Cet évènement a marqué les esprits non seulement à cause du nombre élevé de victimes, mais aussi car il rappelle deux évènements très similaires. Le premier est survenu dans la nuit du 31 janvier au 1er février 1953, au Pays Bas, où une tempête a traversé le pays à quelques jours des grandes marées (ici). Les digues subirent plus de 400 brèches, et plus de 500 km de digues furent à reconstruire. Mais surtout, 1 836 personnes trouvèrent la mort, ce qui, ramené à la population des Pays-Bas de l’époque (de l’ordre de 10 millions d’habitants), correspondrait – aujourd’hui – à une catastrophe causant la mort de plus de 10 000 personnes en France (ou plus de 60 000 aux Etats Unis). Le second est l’ouragan Katrina qui a détruit la Nouvelle Orléans le 28 août 2005, où le raz de marée qui est survenu au même moment a causé davantage de dégâts que les rafales de vent (pourtant très fort). Ce risque avait été évoqué par des ingénieurs quelques mois plus tôt.
Le parallèle avec Katrina est d’autant plus saisissant que, comme à la Nouvelle Orléans, on retrouve des rapports d’experts qui évoquent la catastrophe quelques mois plus tôt. En particulier, l’idée d’avoir un « Plan de Prévention des Risques de submersion marine dans l’estuaire du Lay sur les communes de La Faute-sur-Mer et de l’Aiguillon-sur-Mer, où la conjonction de deux phénomènes, de crue dans l’estuaire du Lay et de submersion marine, pourrait avoir un impact très important sur les zones densifiées à l’arrière d’un réseau de digues vieillissant. » (ici). A La Faute-sur-Mer, « la rupture des digues sur ce secteur engendrerait des dégâts majeurs aux biens et aux personnes », ajoute le rapport en citant l'exemple des tempêtes Lothar et Martin qui « ont démontré que les zones côtières pouvaient être submergées par la mer, notamment en zone estuarienne ».

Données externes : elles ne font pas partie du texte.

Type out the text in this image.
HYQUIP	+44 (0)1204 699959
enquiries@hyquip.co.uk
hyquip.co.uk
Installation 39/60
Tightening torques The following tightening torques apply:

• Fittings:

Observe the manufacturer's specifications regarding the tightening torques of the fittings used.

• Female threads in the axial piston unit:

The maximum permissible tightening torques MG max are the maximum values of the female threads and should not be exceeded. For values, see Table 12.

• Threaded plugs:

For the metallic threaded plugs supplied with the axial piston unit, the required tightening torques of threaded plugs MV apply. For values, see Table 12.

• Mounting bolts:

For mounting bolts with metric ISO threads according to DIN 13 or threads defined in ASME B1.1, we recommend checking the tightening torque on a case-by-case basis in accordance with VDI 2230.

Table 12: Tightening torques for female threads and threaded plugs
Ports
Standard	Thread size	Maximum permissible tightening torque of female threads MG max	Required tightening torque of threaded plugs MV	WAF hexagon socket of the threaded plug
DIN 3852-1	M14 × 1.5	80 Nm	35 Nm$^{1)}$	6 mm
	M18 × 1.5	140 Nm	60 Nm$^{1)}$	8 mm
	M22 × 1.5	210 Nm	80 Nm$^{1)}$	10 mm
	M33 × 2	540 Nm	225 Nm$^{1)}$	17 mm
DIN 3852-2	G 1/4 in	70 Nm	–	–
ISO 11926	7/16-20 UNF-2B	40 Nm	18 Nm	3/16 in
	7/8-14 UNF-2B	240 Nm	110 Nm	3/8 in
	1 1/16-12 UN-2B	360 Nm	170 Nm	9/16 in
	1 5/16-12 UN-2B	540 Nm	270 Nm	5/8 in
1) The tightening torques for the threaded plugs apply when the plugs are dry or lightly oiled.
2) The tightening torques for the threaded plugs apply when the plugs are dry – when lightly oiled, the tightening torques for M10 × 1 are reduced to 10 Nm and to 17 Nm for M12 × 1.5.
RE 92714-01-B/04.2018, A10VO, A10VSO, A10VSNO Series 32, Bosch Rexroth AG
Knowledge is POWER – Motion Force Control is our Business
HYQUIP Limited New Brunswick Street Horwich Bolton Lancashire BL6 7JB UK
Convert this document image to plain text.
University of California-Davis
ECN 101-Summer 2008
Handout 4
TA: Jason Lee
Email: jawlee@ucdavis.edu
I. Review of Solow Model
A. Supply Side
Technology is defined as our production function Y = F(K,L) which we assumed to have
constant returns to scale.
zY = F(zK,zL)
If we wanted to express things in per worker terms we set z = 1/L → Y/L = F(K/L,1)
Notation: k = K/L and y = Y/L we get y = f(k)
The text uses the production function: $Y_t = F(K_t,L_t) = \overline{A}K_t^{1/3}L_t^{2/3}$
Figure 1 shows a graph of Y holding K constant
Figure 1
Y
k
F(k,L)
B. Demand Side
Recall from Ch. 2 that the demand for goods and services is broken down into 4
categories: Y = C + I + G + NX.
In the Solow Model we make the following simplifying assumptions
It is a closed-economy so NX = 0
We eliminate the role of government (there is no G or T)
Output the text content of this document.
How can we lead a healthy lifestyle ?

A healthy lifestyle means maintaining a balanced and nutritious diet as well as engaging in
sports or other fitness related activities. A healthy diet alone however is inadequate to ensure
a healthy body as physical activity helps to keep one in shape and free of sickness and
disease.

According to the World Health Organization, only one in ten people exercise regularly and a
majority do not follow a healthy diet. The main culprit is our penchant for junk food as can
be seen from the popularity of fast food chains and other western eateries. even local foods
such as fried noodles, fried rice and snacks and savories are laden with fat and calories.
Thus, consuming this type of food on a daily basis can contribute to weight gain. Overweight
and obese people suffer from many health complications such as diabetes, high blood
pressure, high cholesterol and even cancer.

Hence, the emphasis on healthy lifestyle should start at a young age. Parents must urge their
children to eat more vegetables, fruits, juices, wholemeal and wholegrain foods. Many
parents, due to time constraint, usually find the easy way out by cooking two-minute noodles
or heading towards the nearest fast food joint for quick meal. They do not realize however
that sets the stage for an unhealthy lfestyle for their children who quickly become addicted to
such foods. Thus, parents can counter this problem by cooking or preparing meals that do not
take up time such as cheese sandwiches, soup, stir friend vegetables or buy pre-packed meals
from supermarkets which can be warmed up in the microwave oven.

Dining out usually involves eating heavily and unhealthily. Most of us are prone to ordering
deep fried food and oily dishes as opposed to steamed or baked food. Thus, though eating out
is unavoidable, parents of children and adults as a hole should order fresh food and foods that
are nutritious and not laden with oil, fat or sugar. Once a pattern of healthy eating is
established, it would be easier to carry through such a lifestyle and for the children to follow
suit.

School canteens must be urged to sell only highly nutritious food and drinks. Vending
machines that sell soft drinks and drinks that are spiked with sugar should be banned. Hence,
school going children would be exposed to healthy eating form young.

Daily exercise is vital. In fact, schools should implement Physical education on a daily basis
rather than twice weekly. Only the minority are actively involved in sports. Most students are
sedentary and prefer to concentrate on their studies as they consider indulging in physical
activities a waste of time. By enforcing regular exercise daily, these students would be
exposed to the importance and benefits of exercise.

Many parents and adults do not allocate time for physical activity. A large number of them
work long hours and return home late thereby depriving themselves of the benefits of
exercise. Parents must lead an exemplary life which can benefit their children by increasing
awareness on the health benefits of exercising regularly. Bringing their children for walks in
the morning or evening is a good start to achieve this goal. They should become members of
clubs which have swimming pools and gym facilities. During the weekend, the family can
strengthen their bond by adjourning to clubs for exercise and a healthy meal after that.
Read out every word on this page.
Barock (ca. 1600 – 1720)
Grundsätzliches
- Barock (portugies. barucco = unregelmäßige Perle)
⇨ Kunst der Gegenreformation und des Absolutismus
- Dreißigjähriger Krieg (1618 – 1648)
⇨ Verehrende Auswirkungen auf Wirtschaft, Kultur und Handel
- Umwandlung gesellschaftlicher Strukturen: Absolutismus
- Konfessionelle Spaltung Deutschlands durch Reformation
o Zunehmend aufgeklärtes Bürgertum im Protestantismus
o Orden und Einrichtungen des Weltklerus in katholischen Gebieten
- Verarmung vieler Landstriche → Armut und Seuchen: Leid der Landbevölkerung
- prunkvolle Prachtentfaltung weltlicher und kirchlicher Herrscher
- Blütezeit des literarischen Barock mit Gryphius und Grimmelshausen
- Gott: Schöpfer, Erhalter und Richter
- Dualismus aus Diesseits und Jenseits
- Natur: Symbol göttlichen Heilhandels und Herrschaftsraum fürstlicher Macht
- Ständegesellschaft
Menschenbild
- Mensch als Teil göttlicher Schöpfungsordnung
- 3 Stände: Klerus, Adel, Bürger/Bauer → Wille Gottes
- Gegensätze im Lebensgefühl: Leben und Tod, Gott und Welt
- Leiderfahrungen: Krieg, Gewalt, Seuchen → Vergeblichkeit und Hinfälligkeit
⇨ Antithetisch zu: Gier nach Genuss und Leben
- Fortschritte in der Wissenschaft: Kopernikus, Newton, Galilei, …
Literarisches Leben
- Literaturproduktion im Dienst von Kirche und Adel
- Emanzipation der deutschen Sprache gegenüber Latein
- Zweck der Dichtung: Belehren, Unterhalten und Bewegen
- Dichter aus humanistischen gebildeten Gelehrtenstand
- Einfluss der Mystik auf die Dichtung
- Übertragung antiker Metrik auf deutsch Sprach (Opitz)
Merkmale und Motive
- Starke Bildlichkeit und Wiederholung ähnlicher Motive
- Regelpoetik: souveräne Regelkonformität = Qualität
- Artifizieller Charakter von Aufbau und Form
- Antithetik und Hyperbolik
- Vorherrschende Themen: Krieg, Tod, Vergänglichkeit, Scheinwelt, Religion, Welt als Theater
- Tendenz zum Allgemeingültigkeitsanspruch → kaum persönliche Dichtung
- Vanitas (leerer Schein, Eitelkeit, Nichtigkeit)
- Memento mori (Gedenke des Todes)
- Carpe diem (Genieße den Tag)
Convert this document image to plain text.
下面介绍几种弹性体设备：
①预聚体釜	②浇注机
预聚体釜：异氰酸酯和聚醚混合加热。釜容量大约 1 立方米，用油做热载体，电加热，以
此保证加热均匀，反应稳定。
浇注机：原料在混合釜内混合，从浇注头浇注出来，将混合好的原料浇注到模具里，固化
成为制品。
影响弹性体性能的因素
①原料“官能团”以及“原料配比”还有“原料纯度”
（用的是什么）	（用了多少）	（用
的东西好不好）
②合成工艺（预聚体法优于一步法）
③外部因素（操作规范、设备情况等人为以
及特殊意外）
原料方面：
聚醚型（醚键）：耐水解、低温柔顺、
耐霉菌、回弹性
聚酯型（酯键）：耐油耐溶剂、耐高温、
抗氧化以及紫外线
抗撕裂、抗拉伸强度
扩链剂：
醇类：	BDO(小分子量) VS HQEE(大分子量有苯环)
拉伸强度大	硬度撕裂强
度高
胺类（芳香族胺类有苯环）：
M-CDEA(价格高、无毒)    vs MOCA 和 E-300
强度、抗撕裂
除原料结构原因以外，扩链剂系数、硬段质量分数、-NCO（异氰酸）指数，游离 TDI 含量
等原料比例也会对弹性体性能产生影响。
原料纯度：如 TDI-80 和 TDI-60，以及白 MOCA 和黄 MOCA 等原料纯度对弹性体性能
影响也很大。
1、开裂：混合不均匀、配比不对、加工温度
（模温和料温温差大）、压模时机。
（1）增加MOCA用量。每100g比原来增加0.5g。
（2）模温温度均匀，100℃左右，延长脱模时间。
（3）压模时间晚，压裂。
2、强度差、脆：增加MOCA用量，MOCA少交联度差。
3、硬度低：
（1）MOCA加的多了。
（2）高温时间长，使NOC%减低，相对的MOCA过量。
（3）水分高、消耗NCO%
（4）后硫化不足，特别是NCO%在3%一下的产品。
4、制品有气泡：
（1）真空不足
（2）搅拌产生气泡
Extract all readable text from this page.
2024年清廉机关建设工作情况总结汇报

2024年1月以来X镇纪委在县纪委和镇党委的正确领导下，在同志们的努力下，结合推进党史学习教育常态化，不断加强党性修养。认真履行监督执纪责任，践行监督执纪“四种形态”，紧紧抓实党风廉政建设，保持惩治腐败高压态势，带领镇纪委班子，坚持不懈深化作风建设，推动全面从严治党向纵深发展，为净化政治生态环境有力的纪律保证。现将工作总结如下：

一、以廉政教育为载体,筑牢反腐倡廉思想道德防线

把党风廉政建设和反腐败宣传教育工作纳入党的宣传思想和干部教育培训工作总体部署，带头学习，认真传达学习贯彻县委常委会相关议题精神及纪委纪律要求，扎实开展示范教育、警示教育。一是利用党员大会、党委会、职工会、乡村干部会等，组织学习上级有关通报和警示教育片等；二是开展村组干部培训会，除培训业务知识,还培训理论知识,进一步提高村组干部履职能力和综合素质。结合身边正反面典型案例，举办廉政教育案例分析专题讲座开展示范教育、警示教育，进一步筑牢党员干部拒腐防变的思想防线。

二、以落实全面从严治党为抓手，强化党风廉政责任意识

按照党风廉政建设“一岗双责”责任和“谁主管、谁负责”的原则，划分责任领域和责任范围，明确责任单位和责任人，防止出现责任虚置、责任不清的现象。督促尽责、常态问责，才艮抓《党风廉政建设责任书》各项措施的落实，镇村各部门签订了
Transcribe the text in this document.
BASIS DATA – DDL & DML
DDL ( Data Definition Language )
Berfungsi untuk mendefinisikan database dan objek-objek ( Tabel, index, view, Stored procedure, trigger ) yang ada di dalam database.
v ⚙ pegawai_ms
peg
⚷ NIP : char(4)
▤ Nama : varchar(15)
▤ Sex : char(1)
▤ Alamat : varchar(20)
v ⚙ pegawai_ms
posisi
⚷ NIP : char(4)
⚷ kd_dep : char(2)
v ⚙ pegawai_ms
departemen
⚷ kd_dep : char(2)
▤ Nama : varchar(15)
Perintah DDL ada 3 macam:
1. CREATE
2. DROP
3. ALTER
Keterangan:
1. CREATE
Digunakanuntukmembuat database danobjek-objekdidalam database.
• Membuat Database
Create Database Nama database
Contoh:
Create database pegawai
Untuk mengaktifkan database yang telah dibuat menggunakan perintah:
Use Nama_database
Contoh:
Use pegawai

(le graphique a été volé sur le site de 20min, ici). En effet, depuis les tempêtes de décembre 99, les tempêtes majeures en Europe sont jugées « rares », mais plus « exceptionnelles ». On a même vu des cyclones tropicaux se diriger vers l’Europe (au lieu de se diriger vers les Amériques) comme la tempête Grace en octobre 2009 (ici). Autrement dit le risque existe. Et comme toujours quand on fait face à un risque, deux solutions se posent à nous : accepter de prendre le risque, quitte éventuellement à transférer la conséquence financière à un tiers (un assureur le plus souvent), ou tout mettre en œuvre pour le réduire (on parlera alors de prévention). Mais encore faut-il toutefois avoir conscience de l’existence de ces risques, en l’occurrence de risques à long terme. Et ce n’est pas essentiel si l’on mène des politiques à court terme.